My conclusion is that I wished that migration would be easier to do
step-by-step. This way I can better spread the costs of adoption.
Currently, I think it would be easiest to not migrate to modules as the
benefits are limited in the context of existing Maven modularization. Right
now, any introduced Java module requires a lot of additional runtime
testing and I doubt that my customers would be willing to pay for it. With
a greenfield project, I would always try to adopt modules as they push
people into the right direction but as long as the library landscape is not
modularized, this again bears a high risk of runtime errors if those
libraries are not module aware. As many libraries are careful about
updating to not alienate legacy VM users, I imagine that this might take a
while. As for "hard updates", I still think a "force-exporting" Java agent
is a solution that I consider, simply to run on a Java 9 VM without having
to change or validate any code. There are a lot of great features that I
hope to take advantage of, besides Jigsaw.

Even though I know this idea is not popular, my recommendation is to have
the class path to behave just as it did before, i.e. reflection can cross
module boundaries without preparing those modules. This especially in the
context of the impossibility of putting the JCL onto the class path.

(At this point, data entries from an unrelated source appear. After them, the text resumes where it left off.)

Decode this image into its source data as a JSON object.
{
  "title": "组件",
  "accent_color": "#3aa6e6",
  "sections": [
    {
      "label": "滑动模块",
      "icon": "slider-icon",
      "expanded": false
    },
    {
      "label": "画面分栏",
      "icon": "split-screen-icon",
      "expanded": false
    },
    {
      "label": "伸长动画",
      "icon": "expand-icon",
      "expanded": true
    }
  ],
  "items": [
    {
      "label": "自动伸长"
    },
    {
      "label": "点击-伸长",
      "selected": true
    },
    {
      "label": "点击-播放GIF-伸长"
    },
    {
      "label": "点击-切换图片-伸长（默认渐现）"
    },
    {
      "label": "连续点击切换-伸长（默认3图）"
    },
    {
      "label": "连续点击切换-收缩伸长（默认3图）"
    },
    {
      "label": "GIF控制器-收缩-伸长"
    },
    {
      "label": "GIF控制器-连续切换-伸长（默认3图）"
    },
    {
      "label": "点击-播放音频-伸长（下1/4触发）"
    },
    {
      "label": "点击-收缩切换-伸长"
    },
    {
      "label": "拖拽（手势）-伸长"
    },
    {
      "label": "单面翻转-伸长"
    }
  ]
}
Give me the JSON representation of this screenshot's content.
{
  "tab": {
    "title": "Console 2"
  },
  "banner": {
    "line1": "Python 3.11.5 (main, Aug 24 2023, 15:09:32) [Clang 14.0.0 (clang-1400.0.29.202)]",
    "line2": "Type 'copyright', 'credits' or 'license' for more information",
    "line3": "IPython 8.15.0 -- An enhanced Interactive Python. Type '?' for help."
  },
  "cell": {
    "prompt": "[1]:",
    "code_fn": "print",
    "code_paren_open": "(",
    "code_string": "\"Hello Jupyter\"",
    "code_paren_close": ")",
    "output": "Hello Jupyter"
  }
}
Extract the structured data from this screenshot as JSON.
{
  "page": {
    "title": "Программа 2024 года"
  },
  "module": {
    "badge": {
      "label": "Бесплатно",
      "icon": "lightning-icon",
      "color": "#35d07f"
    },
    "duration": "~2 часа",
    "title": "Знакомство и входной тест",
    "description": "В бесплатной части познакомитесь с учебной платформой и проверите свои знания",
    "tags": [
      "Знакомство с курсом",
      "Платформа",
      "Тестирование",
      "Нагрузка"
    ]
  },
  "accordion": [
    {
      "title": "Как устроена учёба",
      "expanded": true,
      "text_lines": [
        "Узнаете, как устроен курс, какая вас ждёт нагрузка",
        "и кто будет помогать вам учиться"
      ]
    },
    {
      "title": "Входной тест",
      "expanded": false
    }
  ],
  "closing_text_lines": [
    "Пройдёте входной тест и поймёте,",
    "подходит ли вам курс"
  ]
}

In my trial runs, I did not identify any problems with
#ResourceEncapsulation as all of our custom "cross-module files" were put
into the base folder, i.e. the unnamed module where they remain available.
I do however not know how this would affect other applications that put
resources into packages.

So much for my experience report. Altogether, I really think Java 9 has a
lot to offer and I really appreciate Oracle is not rushing this but takes
the time it takes to getting this right. Great work, also beyond Jigsaw
there is much I am looking forward too.

Best regards, Rafael

PS: I noticed that when running java (without commands), it still lists the
non-GNU-style options that are no longer supported.